Per introdurre questo tipo di colpa, potremmo dire che vigilare su chi non sa, esattamente, cosa può, non può, deve e non deve fare, è cosa, oltre che molto pericolosa, del tutto priva di senso, un po’ come dare le chiavi di una vettura ad alte prestazioni, di per sé in grado di funzionare perfettamente, a chi non abbia mai conseguito la patente: l’incidente e la conseguente responsabilità, in questo caso, spesso, risultano inevitabili.
Passando dalla metafora al dato normativo, notiamo, tuttavia, che il D.Lgs. 231/01 non affronta, quantomeno esplicitamente, il tema della formazione del personale.
A fronte di ciò, rileviamo, peraltro, che il testo normativo del citato Decreto, all’art. 6, lettera a), stabilisce che il modello organizzativo, per produrre un’efficacia esimente, deve essere adottato ed “efficacemente attuato” dall’organo dirigente dell’ente.
È di immediata evidenza che l’espressione “efficacemente attuato” ha un contenuto molto ampio ed articolato, che presuppone (anche) la necessità che i dipendenti dell’ente debbano essere adeguatamente formati, sia sulla responsabilità amministrativa degli enti in generale che sul modello organizzativo previsto nella propria, specifica, realtà lavorativa.
In difetto, si realizzerà una vera e propria culpa in educando, in grado di vanificare l’intero sforzo dell’ente per adeguarsi alla vigente normativa in materia di responsabilità ex D.Lgs. 231/01.
Qualora sussistessero residue perplessità sull’essenzialità dell’attività formativa, va ricordato che, sul punto, si è anche pronunciata, da tempo e a chiare lettere (“oltre ogni ragionevole dubbio”, potremmo dire), la giurisprudenza.
In particolare, non possiamo non ricordare, a tal proposito, l’ormai famoso “decalogo” del Tribunale di Milano, ossia l’ordinanza del 20 settembre 2004, con la quale vennero indicati quelli che erano e rimangono i requisiti essenziali per quell’efficace “attuazione del modello organizzativo” prevista all’art. 6, lettera a), del D. Lgs. 231/01.

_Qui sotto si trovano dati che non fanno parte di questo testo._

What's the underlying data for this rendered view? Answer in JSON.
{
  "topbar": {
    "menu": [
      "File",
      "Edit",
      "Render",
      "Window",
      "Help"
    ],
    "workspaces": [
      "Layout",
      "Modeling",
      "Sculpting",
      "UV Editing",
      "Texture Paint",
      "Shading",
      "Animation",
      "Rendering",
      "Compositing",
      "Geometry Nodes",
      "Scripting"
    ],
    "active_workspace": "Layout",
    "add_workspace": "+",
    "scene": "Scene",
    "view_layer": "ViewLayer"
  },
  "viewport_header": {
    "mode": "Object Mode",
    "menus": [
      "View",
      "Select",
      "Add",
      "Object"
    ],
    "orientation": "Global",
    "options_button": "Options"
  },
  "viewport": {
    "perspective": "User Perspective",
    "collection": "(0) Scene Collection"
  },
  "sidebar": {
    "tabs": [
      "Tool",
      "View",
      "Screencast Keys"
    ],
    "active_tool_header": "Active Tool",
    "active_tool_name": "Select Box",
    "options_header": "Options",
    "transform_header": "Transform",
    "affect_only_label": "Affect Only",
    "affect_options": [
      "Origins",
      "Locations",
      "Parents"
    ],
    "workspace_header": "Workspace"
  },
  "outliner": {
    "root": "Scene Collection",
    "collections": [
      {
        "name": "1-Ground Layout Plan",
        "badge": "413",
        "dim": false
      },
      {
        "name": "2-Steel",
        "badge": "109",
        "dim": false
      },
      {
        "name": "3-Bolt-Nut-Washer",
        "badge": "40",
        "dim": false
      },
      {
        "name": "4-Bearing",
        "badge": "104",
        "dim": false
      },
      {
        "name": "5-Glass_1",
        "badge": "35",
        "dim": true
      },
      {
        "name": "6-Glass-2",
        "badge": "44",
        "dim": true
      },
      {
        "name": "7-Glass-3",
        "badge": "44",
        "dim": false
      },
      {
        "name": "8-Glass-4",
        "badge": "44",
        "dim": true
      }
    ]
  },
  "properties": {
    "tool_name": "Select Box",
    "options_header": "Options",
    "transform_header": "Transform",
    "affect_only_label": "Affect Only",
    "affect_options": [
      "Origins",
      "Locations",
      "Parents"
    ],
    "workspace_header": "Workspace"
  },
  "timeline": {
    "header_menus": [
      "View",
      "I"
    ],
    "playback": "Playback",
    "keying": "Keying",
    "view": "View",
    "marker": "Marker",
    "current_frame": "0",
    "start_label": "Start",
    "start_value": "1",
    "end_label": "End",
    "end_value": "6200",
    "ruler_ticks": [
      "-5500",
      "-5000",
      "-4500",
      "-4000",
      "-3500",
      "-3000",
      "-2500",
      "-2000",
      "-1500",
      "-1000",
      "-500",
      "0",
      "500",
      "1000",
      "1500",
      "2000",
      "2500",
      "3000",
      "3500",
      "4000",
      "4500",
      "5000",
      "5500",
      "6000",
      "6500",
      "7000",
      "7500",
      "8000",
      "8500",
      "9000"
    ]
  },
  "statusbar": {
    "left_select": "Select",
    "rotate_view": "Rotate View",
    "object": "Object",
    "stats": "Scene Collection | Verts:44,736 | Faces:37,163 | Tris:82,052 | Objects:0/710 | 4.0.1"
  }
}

Tra questi, si legge un esplicito riferimento anche all’attività formativa.
In proposito, il Tribunale di Milano afferma che il modello organizzativo non potrebbe ritenersi efficacemente attuato laddove “non si differenzia la formazione a seconda che la stessa si rivolga ai dipendenti nella loro generalità, ai dipendenti che operano in specifiche aree di rischio (..), non prevede il contenuto dei corsi, la loro frequenza, l’obbligatorietà della partecipazione ai programmi di formazione”.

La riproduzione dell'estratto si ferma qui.